Down the hall, a 23-year-old woman is getting an ultrasound. She’s nine weeks pregnant, knows she wants to keep her baby, and came for an early ultrasound so she could show her mother a picture of the fetus. Linda Marzulla, the director of the pregnancy center, pokes her head into the sonogram room.

“Here, let me show you,” she says. “This is an ultrasound.”

She swivels the screen toward the expectant mother and the reporter. “We’re going to get his heartbeat now,” she continues, turning up the speakers until a muffled thumping noise is audible.

“This is a human being right here, OK?” Marzulla says. “It has a heart beat. It’s a baby.”

This facility is a “crisis pregnancy center,” or CPC. There are about 15 of them across the city. They offer free pregnancy tests, ultrasounds and counseling. But they’re not medical clinics. They aim to steer women away from abortions.

Marzulla says her center’s agenda is no secret. She walks back into the waiting room and points to a poster above the TV.

“The sign’s up already,” she says. “‘Free Abortion Alternatives.’ Here, look. ‘Pregnant women need support, not abortion.’ ‘Don’t panic, there’s a help line.’ These have been up for years.”

But some people say centers like this one are deceptive. So City Council decided to regulate them. Last week, the Council passed a bill requiring pregnancy centers to post signs saying they’re not licensed medical facilities and that they don’t offer abortions or emergency contraception. They’ll have to mention that on the phone as well, when women call to make appointments.

“It’s designed to be a truth in advertising bill,” said John Moore, a spokesman for Councilmember Jessica Lappin, who wrote the bill. “We’re targeting places that are not doctors offices but are trying to give the impression that they are.”

Some crisis pregnancy centers have a doctor on hand once or twice a week, for prenatal checkups. But the staffers administering pregnancy tests and sonograms aren’t licensed medical professionals. And the pamphlets they hand out include disputed facts about abortion. Moore says women need to know that.

“There’s a real harm in them thinking that they’re going to the doctor when they’re pregnant and not being at the doctor and not getting that medical care,” he said.

But administrators at the crisis pregnancy centers say their clients are getting the services they want.

“Not a single woman in 26 years has filed a complaint against us,” said Chris Slattery, the president of a chain of privately funded CPCs across the city, including the one near Borough Hall. Slattery dismisses his opponents’ criticism.

“They can detest what we say to women in a pregnancy center,” he said. “But our advertising of our centers has been legal and truthful.”

Slattery plans to sue the city over the new legislation. He says it’s a violation of first-amendment rights.

“It only applies to pro-life centers,” Slattery said. “So therefore, it’s regulation based on the content of our viewpoint and the content of our speech.”

Earlier this year, a federal court in Maryland ruled that a similar law was unconstitutional.
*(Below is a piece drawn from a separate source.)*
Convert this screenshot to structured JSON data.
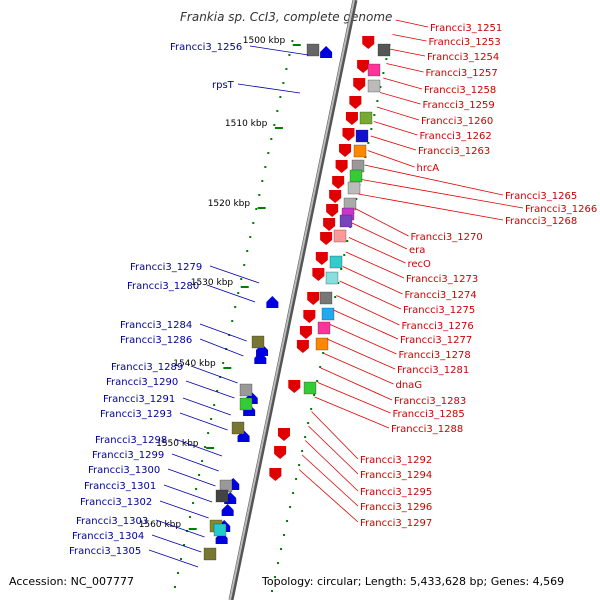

But Katharine, an attorney for the New York Civil Liberties Union, says this law is different. She says the Maryland law specifically targeted centers that don’t offer abortions, whereas the New York City bill applies to “entities that appear to be medical facilities — not based on the services they do or do not provide.”

Bodde says she expects the New York bill to withstand a legal challenge, because it applies to any center that looks like a doctor’s office but isn’t one.

“For instance, let’s say a crisis pregnancy center opened up tomorrow in New York City, and it wasn’t an anti-choice center; it was a pro-choice center,” she said. “That center would be covered under the bill.”

But Chris Slattery and the CPCs aren’t giving up without a fight. Slattery has hired a lawyer and plans to file for a restraining order as soon as Mayor Bloomberg signs the bill on Wednesday.